There are many different terms and phrases heard in software testing. From numerous testing methods to various metrics and components that make up a software test, it can be hard to remember what each term means. For example, what’s the difference between a test case and a test scenario?

When preparing to test a website or piece of software, dedicating enough time and careful thought at the planning stage brings benefits later on. Test scenarios and test cases are part of this early stage because they enable a logical progression path to be created, leading to a successfully examined project.

For a brief definition, test scenarios categorize the sections for testing, and the test cases listed beneath each test scenario, provide the steps a tester needs to follow to test each part of the area efficiently. 

Test scenario and cases

Let’s take a closer look at the difference between a test case and a test scenario.

Test Scenario

Test scenarios give structure to a testing project. Isolating the areas to be tested, then breaking them down into more detailed subsections, creates a framework for comprehensive and successful product testing. Test scenarios are high-level documentation because they contain an overview of what needs to be assessed. They serve as a route map for the product’s software testing journey. The source data can come from a range of documents such as use-cases, designs and business/system requirement specifications, and other planning documents.

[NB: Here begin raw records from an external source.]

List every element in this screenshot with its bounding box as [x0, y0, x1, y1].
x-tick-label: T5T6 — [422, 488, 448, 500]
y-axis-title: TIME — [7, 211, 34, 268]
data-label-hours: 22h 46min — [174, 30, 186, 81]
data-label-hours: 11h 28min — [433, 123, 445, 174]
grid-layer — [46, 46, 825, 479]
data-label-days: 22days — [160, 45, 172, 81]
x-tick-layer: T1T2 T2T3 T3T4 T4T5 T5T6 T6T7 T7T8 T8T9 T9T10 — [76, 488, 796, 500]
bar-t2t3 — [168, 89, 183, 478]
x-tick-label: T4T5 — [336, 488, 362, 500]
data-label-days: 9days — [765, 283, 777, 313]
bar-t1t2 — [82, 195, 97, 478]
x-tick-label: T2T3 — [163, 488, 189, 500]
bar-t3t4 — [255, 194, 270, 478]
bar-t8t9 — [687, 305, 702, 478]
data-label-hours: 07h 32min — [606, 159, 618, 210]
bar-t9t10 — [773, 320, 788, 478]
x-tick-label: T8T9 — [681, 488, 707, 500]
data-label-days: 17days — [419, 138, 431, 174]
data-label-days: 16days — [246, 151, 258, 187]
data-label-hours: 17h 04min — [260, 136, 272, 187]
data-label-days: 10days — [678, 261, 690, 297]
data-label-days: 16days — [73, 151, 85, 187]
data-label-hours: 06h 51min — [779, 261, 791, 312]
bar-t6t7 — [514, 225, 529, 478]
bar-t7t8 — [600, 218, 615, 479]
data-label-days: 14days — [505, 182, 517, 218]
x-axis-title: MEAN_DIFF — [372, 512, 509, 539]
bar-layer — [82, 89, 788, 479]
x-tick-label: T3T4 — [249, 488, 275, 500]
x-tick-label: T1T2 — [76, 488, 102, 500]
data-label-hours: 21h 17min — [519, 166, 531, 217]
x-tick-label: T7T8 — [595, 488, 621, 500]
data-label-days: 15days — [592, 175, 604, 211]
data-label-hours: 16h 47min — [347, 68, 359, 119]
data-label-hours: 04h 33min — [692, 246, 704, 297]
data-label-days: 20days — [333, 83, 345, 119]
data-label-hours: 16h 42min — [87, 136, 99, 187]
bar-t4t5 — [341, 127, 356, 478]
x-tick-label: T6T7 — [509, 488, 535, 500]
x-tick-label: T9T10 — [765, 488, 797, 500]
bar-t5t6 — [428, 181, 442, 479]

Test scenarios are selected then written ahead of test cases because they will influence the choice of which tests to run. Although individual scenarios are expressed as a single, short sentence, each one forms part of the larger project of examining the end-to-end functionality of a software application or website to ensure the business processes and flows perform as expected.

To write useful test scenarios, the author needs to know how the item should function in the real world so they can operate it as a user might, following release. Evident assumptions such as, will they know how to turn it on, or access the site, need to be included. At the other end of the user experience spectrum, scenarios should instruct testers to discover how the site or software responds to software crashes or “404 – page not found” situations. (With the latter, it’s necessary to include a test scenario to check that an on-brand and user-friendly 404 message is already in place to respond to a broken link.)

Test Case

Once test scenarios have been written that detail the different functionality for testing, the next step is to write test cases, which are the itemized lists of instructions for conducting tests.

Test cases are defined as low-level documentation because they are written in response to directive test scenarios and are plans of action for exploring an app or website’s working details. A test case is a set of steps that validate the scenario. Whereas test scenarios derive from use-cases, test cases come from the test scenarios.

Usually, multiple test cases are associated with a single test scenario because they contain the testing details, which enable the tester to validate all the requirements. To learn how to write test cases, read our test case tutorial for beginners.


Of the numerous areas of a website to test, the login scenario will be a feature for many. The following example of a test scenario and connected test cases is typical:

Test Scenario: Validate the login page

  • Test Case 1: Enter a valid username and password
  • Test Case 2: Reset your password
  • Test Case 3: Enter invalid credentials

So, What is the Difference Between a Test Case and a Test Scenario?

As we have seen, both test cases and test scenarios have a lot in common. They are members of the same team but perform different roles in enabling a software product to become as close to flawless as possible and ready for release. As with any command structure, the hierarchy flows from top to bottom. If scenarios and cases were company employees, test scenarios would be executive management, while test cases would be the skilled workforce who carry out the managerial instructions.

Working with Test Scenarios and Test Cases in TestLodge

If you want to file each test scenario separately when using TestLodge, there is a test suites section that you can use. In this case, you would create a new Test Suite and include each scenario case within it, which allows you to group test cases on a per-scenario basis. So, using the example above, the Test Suite would be “Validate the login page,” and each test case would live under it.

Both test cases and test scenarios are significant ingredients in software testing. While they are closely related, both have advantages and disadvantages. For example, the extreme level of detail in test cases is essential when working with testers off-site. In a time-sensitive situation where you may not have time to write detailed test cases, a test scenario may be sufficient. Using both test scenarios and test cases together will ensure a robust, high-coverage testing initiative.